Baselines pin to specific model ids — never -latest or -preview. Those tags can rotate underneath us silently, which destroys the regression signal.
Published results
Every model that's been blessed against the current 54-task suite. Rows are sorted by solve^k (the headline reliability number) descending. The Commit column links to the SHA the harness was built from when the sweep ran; the Date column is the sweep's ISO timestamp (UTC).

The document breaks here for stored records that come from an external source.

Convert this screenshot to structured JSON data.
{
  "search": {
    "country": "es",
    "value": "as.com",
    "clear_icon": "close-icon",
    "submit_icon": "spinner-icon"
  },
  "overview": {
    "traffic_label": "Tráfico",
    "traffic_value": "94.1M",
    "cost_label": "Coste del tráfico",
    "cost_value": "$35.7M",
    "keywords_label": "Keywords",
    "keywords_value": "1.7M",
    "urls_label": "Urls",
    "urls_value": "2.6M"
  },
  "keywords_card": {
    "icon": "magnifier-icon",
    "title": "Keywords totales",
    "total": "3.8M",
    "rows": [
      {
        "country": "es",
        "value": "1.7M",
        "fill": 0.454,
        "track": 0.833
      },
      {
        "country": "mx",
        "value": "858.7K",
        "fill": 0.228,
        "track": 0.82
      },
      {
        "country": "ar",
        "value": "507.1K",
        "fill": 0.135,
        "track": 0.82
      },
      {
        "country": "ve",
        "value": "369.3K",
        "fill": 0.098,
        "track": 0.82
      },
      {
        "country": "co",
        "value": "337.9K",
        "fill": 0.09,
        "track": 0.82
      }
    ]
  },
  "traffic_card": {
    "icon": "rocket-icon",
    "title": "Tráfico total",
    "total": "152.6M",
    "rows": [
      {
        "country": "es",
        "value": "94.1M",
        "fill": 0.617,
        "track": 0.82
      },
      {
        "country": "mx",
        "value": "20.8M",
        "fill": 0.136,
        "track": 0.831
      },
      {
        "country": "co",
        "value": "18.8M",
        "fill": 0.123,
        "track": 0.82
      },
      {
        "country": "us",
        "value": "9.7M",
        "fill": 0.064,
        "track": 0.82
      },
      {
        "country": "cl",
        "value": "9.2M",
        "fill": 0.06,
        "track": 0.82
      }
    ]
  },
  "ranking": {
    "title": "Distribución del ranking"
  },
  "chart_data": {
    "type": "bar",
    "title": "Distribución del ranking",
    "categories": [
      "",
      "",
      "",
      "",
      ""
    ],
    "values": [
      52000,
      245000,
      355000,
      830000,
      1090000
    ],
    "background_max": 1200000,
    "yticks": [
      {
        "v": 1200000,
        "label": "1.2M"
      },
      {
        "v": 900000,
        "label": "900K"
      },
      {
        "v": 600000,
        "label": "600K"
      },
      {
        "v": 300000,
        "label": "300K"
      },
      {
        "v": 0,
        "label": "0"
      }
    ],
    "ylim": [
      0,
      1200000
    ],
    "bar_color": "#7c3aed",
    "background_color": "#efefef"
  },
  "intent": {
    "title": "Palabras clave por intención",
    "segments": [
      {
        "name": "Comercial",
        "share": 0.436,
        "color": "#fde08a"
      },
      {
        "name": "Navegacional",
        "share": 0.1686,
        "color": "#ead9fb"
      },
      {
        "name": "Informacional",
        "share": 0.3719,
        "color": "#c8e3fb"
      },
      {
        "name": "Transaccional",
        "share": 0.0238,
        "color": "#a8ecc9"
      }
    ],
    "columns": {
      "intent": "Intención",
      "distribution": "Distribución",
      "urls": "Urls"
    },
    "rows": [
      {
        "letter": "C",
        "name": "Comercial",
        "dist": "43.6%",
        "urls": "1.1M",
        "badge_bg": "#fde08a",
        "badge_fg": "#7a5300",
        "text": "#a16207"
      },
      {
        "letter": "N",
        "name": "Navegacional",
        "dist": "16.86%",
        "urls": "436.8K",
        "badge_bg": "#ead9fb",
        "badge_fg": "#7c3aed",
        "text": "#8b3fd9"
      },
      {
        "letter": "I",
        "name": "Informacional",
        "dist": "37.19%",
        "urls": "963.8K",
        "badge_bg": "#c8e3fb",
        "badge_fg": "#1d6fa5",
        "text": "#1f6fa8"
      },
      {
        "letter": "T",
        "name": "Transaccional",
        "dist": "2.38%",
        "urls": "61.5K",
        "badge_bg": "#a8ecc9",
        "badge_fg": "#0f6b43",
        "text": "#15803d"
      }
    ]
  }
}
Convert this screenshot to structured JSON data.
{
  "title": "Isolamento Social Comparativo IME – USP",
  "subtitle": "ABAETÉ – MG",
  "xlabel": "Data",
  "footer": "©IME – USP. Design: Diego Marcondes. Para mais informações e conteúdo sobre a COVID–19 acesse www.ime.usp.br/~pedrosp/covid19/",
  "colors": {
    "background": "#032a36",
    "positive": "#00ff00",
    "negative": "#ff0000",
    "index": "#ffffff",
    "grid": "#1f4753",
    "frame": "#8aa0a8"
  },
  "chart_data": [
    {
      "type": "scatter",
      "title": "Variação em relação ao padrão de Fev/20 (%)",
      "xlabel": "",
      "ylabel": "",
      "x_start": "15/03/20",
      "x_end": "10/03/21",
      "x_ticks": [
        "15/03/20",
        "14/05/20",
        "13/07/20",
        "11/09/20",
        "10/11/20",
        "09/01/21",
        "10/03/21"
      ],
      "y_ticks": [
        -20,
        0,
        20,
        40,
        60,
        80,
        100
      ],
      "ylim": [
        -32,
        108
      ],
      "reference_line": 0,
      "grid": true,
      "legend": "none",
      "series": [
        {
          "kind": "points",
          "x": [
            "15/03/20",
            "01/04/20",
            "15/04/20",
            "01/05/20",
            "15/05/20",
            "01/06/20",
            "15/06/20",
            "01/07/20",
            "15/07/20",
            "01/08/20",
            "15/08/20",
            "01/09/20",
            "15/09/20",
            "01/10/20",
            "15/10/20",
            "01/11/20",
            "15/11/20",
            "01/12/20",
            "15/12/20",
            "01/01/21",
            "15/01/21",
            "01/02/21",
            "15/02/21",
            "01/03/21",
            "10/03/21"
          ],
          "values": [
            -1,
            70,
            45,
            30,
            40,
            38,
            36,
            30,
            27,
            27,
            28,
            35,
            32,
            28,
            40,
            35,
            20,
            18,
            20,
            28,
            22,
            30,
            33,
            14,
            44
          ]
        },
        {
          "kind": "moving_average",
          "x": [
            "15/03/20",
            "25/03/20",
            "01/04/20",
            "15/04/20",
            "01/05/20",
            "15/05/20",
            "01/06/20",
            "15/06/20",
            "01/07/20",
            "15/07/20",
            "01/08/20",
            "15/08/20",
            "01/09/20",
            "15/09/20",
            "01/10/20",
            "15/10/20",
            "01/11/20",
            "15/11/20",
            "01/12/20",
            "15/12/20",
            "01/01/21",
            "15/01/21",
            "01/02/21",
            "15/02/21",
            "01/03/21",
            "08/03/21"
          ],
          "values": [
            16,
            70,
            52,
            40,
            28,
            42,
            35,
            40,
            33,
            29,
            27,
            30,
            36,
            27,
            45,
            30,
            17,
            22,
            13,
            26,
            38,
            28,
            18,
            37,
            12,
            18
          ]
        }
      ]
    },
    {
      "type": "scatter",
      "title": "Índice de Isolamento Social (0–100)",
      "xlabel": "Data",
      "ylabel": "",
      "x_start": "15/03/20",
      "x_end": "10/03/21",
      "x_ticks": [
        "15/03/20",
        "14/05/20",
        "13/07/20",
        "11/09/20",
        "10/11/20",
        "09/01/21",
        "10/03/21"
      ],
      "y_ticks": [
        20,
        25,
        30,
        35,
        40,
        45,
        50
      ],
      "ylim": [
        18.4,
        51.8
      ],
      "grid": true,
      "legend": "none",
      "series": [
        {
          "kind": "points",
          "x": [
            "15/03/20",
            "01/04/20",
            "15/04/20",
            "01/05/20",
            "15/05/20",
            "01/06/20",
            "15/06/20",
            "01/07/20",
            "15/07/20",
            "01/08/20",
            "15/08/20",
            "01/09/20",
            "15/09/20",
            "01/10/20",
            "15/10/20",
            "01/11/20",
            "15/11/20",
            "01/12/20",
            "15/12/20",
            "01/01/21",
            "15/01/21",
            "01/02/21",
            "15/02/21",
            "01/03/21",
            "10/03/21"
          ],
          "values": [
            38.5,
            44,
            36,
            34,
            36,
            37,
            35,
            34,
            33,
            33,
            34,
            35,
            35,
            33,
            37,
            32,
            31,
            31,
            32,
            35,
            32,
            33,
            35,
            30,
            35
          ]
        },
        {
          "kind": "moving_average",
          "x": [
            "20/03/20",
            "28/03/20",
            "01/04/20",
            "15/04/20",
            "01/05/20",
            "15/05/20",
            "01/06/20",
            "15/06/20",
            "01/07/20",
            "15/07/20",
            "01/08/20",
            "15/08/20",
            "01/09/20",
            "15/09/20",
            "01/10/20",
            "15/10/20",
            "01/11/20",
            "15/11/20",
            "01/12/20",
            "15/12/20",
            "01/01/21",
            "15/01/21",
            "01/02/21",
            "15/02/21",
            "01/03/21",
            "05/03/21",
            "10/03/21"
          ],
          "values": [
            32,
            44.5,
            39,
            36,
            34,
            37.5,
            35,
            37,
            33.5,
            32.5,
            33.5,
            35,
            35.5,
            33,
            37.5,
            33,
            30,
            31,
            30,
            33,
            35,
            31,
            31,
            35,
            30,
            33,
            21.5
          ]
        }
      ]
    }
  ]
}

| Model | Provider | k | Tasks | pass^k | solve^k | T1 | T2 | T3 | T4 | Date (UTC) | Commit |
|---|---|---|---|---|---|---|---|---|---|---|---|
gemini-3.1-flash-lite | gemini | 5 | 54 | 100.0% | 74.1% | 3/3 | 11/13 | 19/29 | 7/9 | 2026-05-24 | 36e3495 |
gemini-2.5-flash | gemini | 5 | 54 | 98.1% | 57.4% | 3/3 | 10/13 | 13/29 | 5/9 | 2026-05-24 | 4683f4f |
gemma4:e4b | ollama | 5 | 54 | 90.7% | 14.8% | 3/3 | 2/13 | 2/29 | 1/9 | 2026-05-24 | 8ece524 |
Reading the table
A few patterns worth calling out from the current rows:
- The "lite" label is misleading.
gemini-3.1-flash-lite(74.1% solve^5) materially beatsgemini-2.5-flash(57.4%) on the same 54-task suite and the same judge — a ~17pp gap. The newer flash-lite is the more capable agentic model despite the name. - The T1 → T4 gradient is doing real work. Compare
gemma4:e4b(100% on T1, then 15% / 7% / 11% through T2–T4) againstgemini-3.1-flash-lite(100% / 85% / 66% / 78%). T1 is a regression canary that every plausible agent should clear; T2–T4 is where the open-model tier and the frontier tier separate.
Adding a model to the table
The table is generated from evals/baselines/*.json at docs-build time, so publishing a new model is the same operation as blessing a baseline. From the repo:
# Pin the model id — do not use -latest or -preview ids
npm run eval -- --model=<id> --repeat=5 # or --provider=ollama --model=<id>
npm run eval:bless # promotes the most recent result
git add evals/baselines/<provider>-<sanitized-model>.json
git commit -m "chore(evals): bless baseline for <id>"The docs build picks up the new file automatically — no template edits.